When I think about it now, some of the attributes of Gehrig make me want to say that some of the world of baseball is how life ought to be. After “making his pitch” for meeting Gehrig, the teacher of the class on Sunday looked at me and wondered out loud, “What are you thinking, Merrill?”
My answer was, “Well, if you’re talking about Yankee players, I’d like to spend some time with Yogi Berra. He’s one of the most entertaining sources of quotes ever.”
How can anyone not love these “Yogisms?”
“You’ve got to be very careful if you don’t know where you are going, because you might not get there.”
“He hits from both sides of the plate. He’s amphibious.”
“Always go to other people’s funerals, otherwise they won’t come to yours.”
“Never answer an anonymous letter.”
In reality, Yogi was not the dumb dope that some have seemed to paint him as. Consider this:
He was one of the first in baseball to accept and welcome black players. He said “Whatever background or whatever you are, it doesn’t matter. Treat everybody the same, that’s how it should be.”
Many don’t know that Yogi put baseball on hold and served in World War II. As a Navy gunner’s mate he was involved in the D-Day invasion at Omaha Beach in France. He was wounded in the hand by enemy fire and received the Purple Heart medal.
I guess many sports are like life. But baseball, I’m thinking now, may have more similarities than some sports. Like life, there are many ups and downs, successes and failures. Errors are made that are costly and embarrassing. Perfect games are very rare.
And, the baseball season is long. There are lots of games. I mean a lot of games — 162 for Major League Baseball. Compare that to 82 games for hockey (NHL) and basketball (NBA).

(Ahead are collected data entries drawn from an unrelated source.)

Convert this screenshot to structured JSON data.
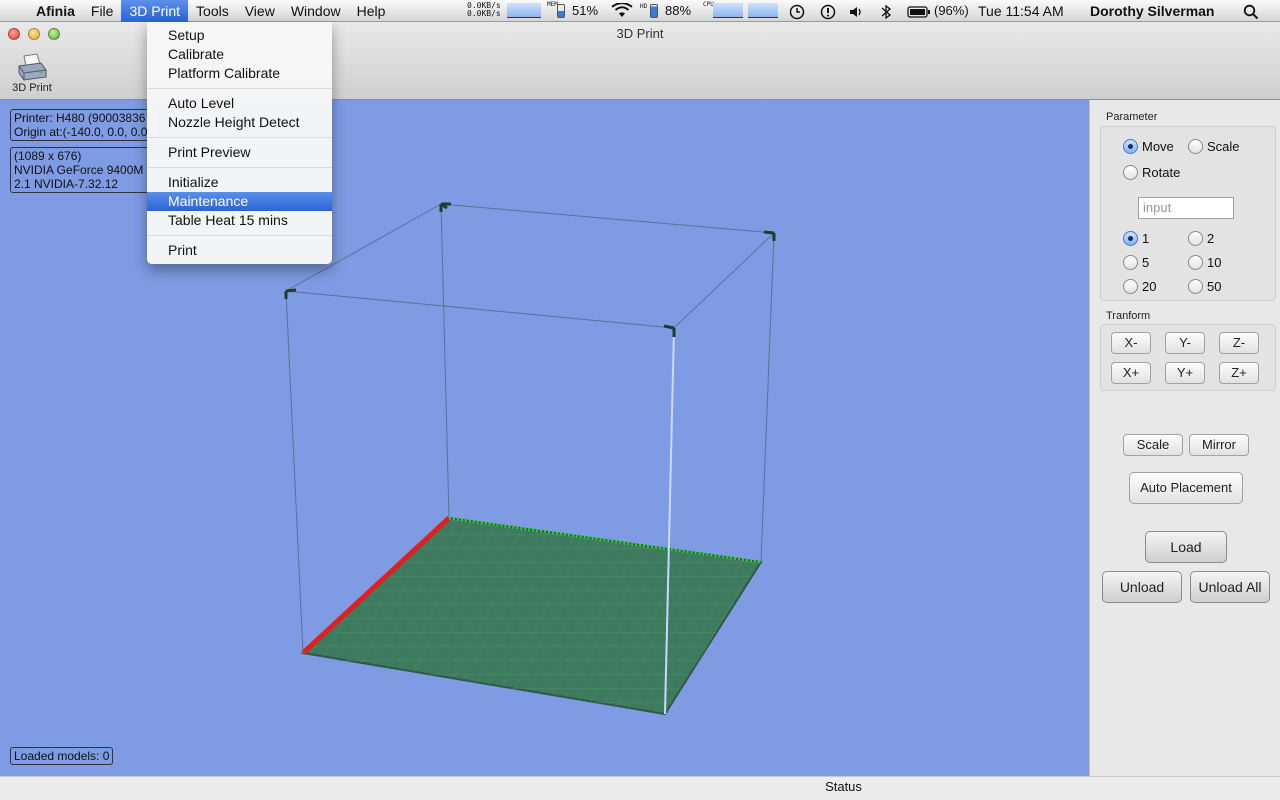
{
  "menubar": {
    "apple": "",
    "app": "Afinia",
    "items": [
      "File",
      "3D Print",
      "Tools",
      "View",
      "Window",
      "Help"
    ],
    "net_up": "0.0KB/s",
    "net_down": "0.0KB/s",
    "mem_label": "MEM",
    "mem_value": "51%",
    "hd_label": "HD",
    "hd_value": "88%",
    "cpu_label": "CPU",
    "battery": "(96%)",
    "clock": "Tue 11:54 AM",
    "user": "Dorothy Silverman"
  },
  "window": {
    "title": "3D Print",
    "toolbar_label": "3D Print"
  },
  "menu": {
    "items": [
      "Setup",
      "Calibrate",
      "Platform Calibrate",
      "Auto Level",
      "Nozzle Height Detect",
      "Print Preview",
      "Initialize",
      "Maintenance",
      "Table Heat 15 mins",
      "Print"
    ],
    "highlighted": "Maintenance"
  },
  "viewport": {
    "printer_line1": "Printer: H480 (90003836",
    "printer_line2": "Origin at:(-140.0, 0.0, 0.0",
    "gl_line1": "(1089 x 676)",
    "gl_line2": "NVIDIA GeForce 9400M",
    "gl_line3": "2.1 NVIDIA-7.32.12",
    "loaded_models": "Loaded models: 0"
  },
  "panel": {
    "parameter_label": "Parameter",
    "move": "Move",
    "scale": "Scale",
    "rotate": "Rotate",
    "input_placeholder": "input",
    "steps": [
      "1",
      "2",
      "5",
      "10",
      "20",
      "50"
    ],
    "selected_mode": "Move",
    "selected_step": "1",
    "transform_label": "Tranform",
    "xm": "X-",
    "ym": "Y-",
    "zm": "Z-",
    "xp": "X+",
    "yp": "Y+",
    "zp": "Z+",
    "scale_btn": "Scale",
    "mirror_btn": "Mirror",
    "auto_placement": "Auto Placement",
    "load": "Load",
    "unload": "Unload",
    "unload_all": "Unload All"
  },
  "status": {
    "text": "Status"
  },
  "colors": {
    "viewport_bg": "#7e9be3",
    "platform": "#3d7a5e",
    "x_axis": "#e02020",
    "y_axis": "#30d030"
  }
}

Here’s another thing. There’s no time limit on games. Here’s the example of the third game in the World Series of 2018. A home run was hit in the 18th inning, after seven hours and twenty minutes. This gave the win to the Dodgers over the Red Sox. The two teams used 18 pitchers and 46 players in that game. (The Red Sox eventually won the series in five games.)
I’ll leave it up to you, for now, to find your own metaphors of life in baseball. What I’ve offered here is a “spit in the ocean” of what could be said. And that’s why there’s an “ocean” of books and articles that put forth facts, opinions, and pontifications on the subject.
As for me, last Sunday, I left the church with the borrowed Gehrig book under my arm that the teacher generously wanted me to take. I read 20 pages before I went to bed. Now I have, I think, six books that I’m reading at the same time, back and forth.
This baseball book may get the inside track for my attention. Even though, a real life spy book, on an inter-library loan, “The Bureau and the Mole” has a time limit on it, unlike a baseball game.
Enjoy the baseball season Sanpete. With how the Jazz’ season has gone and with BYU’s exit from the NCAA Tournament, I’m just about ready to turn the page on basketball.
Even though I still have the Houston Cougars as the champs on my NCAA bracket. Cooper Flagg and Duke aren’t invincible — or are they?